Ahlak başkasını önceleyen bir sistemdir. Kendisi için istediğini başkasına hak görmemek aslında başkasını insan olarak görmemektir. Batı’nın Afrika ve Amerika yerlilerine yaptığı uygulamalar karşısında insan kalabilmek için onların insan olmadığına ilişkin aldığı kararlarla, insan kalabilme çabası bugün de değişmiş değildir. O gün sömürdüğü toplumların insan olmadığı rahatlığı ile bunu yapan teolojik Batı, bugün modern Batı olarak, farklı araçlar üzerinden bunu sürdürüyor. Bunun için ise ortamı terörize edecek her türlü oluşuma destek verip terör ve çatışmayı adeta sömürdüğü coğrafyaların yönetim biçimi haline getirmenin meşruiyetini savunuyor. Bugün Ortadoğu’da varlık gösteren terör faaliyetlerinin Batı ile ilişki biçimi modern Batı’nın kendi dışındakiyle ilişki biçimini gösteriyor. Bugünkü manzara Batı’nın her türlü desteği verdiği terörü vitrine alarak, bu görüntü üzerinden tüm İslam dünyasını kadraja alıp Makyavelist amaçlarını meşrulaştırmak.
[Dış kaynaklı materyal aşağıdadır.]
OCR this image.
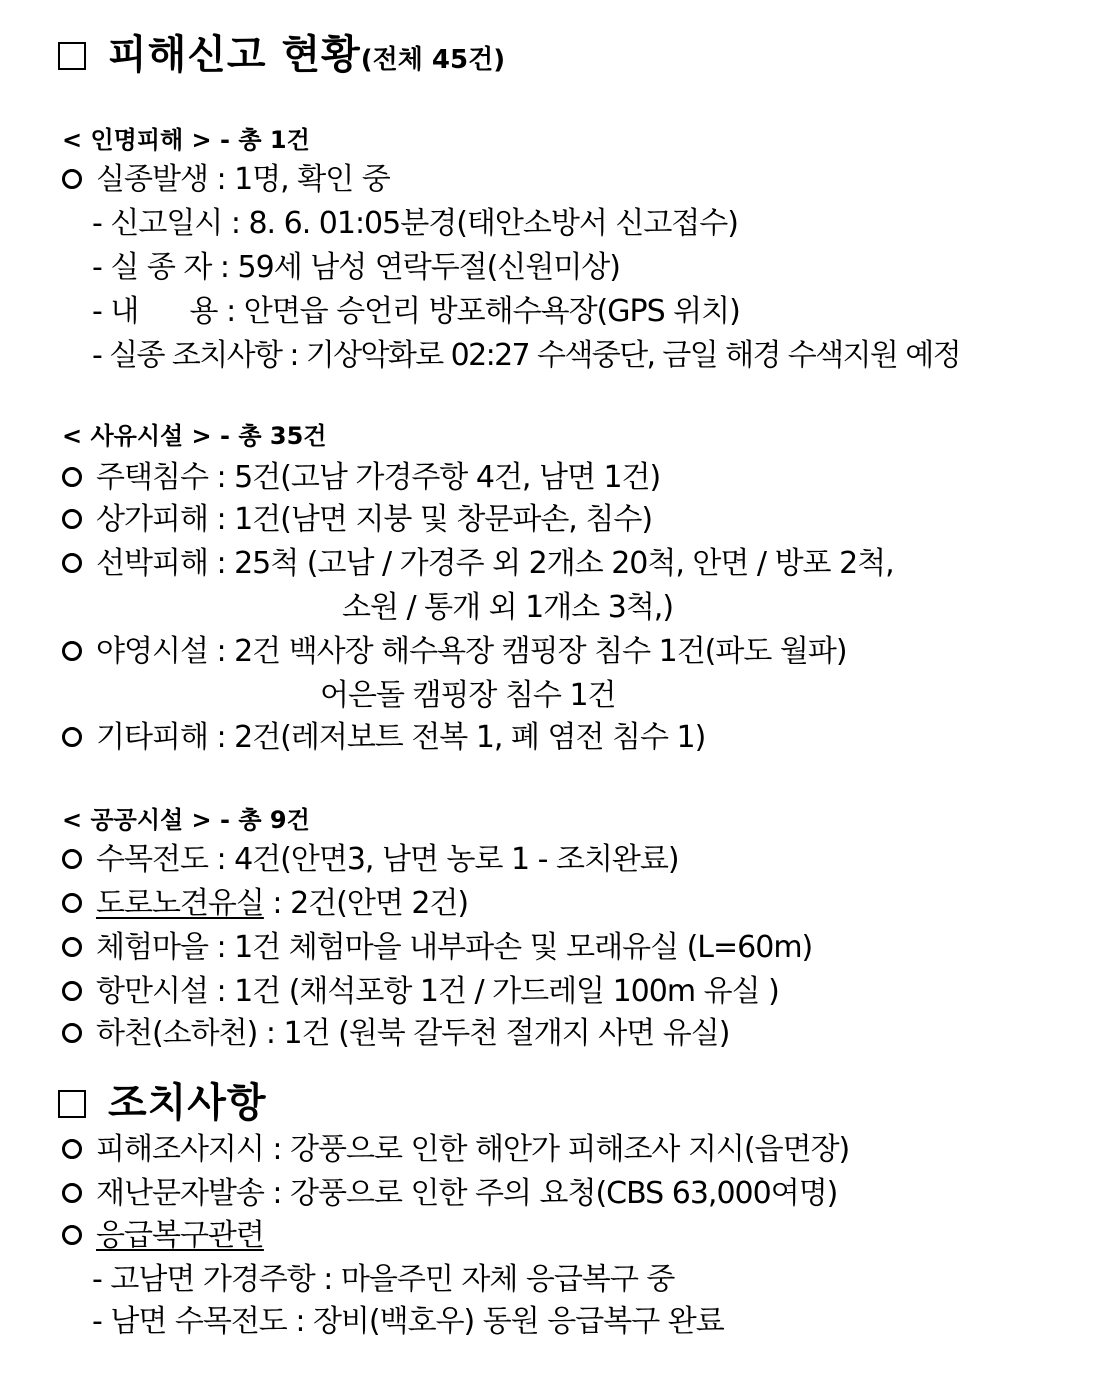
피해신고 현황(전체 45건)
< 인명피해 > - 총 1건
실종발생 : 1명, 확인 중
- 신고일시 : 8. 6. 01:05분경(태안소방서 신고접수)
- 실 종 자 : 59세 남성 연락두절(신원미상)
- 내      용 : 안면읍 승언리 방포해수욕장(GPS 위치)
- 실종 조치사항 : 기상악화로 02:27 수색중단, 금일 해경 수색지원 예정
< 사유시설 > - 총 35건
주택침수 : 5건(고남 가경주항 4건, 남면 1건)
상가피해 : 1건(남면 지붕 및 창문파손, 침수)
선박피해 : 25척 (고남 / 가경주 외 2개소 20척, 안면 / 방포 2척,
소원 / 통개 외 1개소 3척,)
야영시설 : 2건 백사장 해수욕장 캠핑장 침수 1건(파도 월파)
어은돌 캠핑장 침수 1건
기타피해 : 2건(레저보트 전복 1, 폐 염전 침수 1)
< 공공시설 > - 총 9건
수목전도 : 4건(안면3, 남면 농로 1 - 조치완료)
도로노견유실 : 2건(안면 2건)
체험마을 : 1건 체험마을 내부파손 및 모래유실 (L=60m)
항만시설 : 1건 (채석포항 1건 / 가드레일 100m 유실 )
하천(소하천) : 1건 (원북 갈두천 절개지 사면 유실)
조치사항
피해조사지시 : 강풍으로 인한 해안가 피해조사 지시(읍면장)
재난문자발송 : 강풍으로 인한 주의 요청(CBS 63,000여명)
응급복구관련
- 고남면 가경주항 : 마을주민 자체 응급복구 중
- 남면 수목전도 : 장비(백호우) 동원 응급복구 완료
İnsani tüm tecrübelerden arınmış saf aklın demokrasiye yüklediği anlamın da elbette seçkinci ve saf bir demokrasi anlayışı olması kaçınılmazdır. Her şeyin modu olarak kendisini seçmiş olan bu seçkinci inancın demokrasi anlayışı da bundan ayrışmadı. Buna göre demokrasi bu akıl ile uyumlu ve onun kontrolünde olduğu sürece demokrasidir. Demokratik tercihler Batı’nın bu saf aklının kontrolünde olduğu takdirde demokratik olabilir. Aksi takdirde bu akıl darbeokrasi veya terörokrasiyi tercih etmekte darbe ve terörü amaçları uğruna meşrulaştırmakta sakınca görmeyecektir. Bugün Mısır’da darbecilerin, Ortadoğu’da terörün, Türkiye’de darbe girişimlerinin Batı yakasında açık açık demokrasiye tercih edilmesinin insan için izahı çok güç.

Teolojik sapkınlık

Ateşe verip yok ettiği insanlığın elinden aldıklarını kendi çocuklarının önüne şefkatle sunun bu zihniyetin insanlıkla hiçbir ilgisi yoktur. Zenginliği iman göstergesi, fakirliği ise günahkarlık belirtisi sayarak onlara karşı her tür zulmü mübah gören bu teolojik sapkınlık hali dünyayı bilinçli olarak ateşe vermiş durumdadır. Batı’nın halkları ise uzun zamandır bu sömürüden paylarına düşenin artmış olmasının suskunluğu içinde insanlığın kanları ile beslenmekten memnun görünüyor. Onların başına gelenlerin günahkarlıklarının göstergesi olan fakirliklerinden olduğu, çocuklarının ise zaten vaftiz bile olmadığı düşüncesi mi acaba bu rahatlığın ve duyarsızlığın sebebi? Yoksa sınırsız ihtiyaçlara sahip bir varlık olarak bilimsel tanımı yapılmış açgözlülüğün amaca ulaşmak için her yolu mübah sayabildiği teolojik bir ibadet mi? Öyle ya yüzyıllardır adeta ibadet eder gibi tekrar ve tekrar her tür katliamı mübah gören bu Leviathan’in motivasyonu nedir? Bir şehir, çoluk çocuk demeden tekrar ve tekrar hangi inançla nasıl bombalanabilir? Bu soru Batı’nın Ortadoğu’da halkın seçtiği yöneticilere katlanamayan, kendi menfaatlerini diri tutacak darbeci ve terör yanlısı oluşumlara destek veren ihraç ürünü demokrasisini işaret ediyor. Bu algı için 300 bin kişilik şehirde sadece 30 bin kişinin(gerisi vatandaş değil) haklarını koruyan demokrasiyi (Atina Demokrasisi) bu şeçkin azınlığın haklarını koruyan bir sistem olarak dillendirmesi çok da anlamsız görünmüyor. Oysa demokrasi değil azınlığı, bir kişiyi bile ihmal etmeden insanlığın haklarını mümkün kılan bir sistem cari olduğunda demokrasidir.

Peki böyle bir demokrasi, sahip olmanın kutsallığına yaslanan seçkinliğinden başka ölçüsü olmayan modern Batı’nın neyi olur?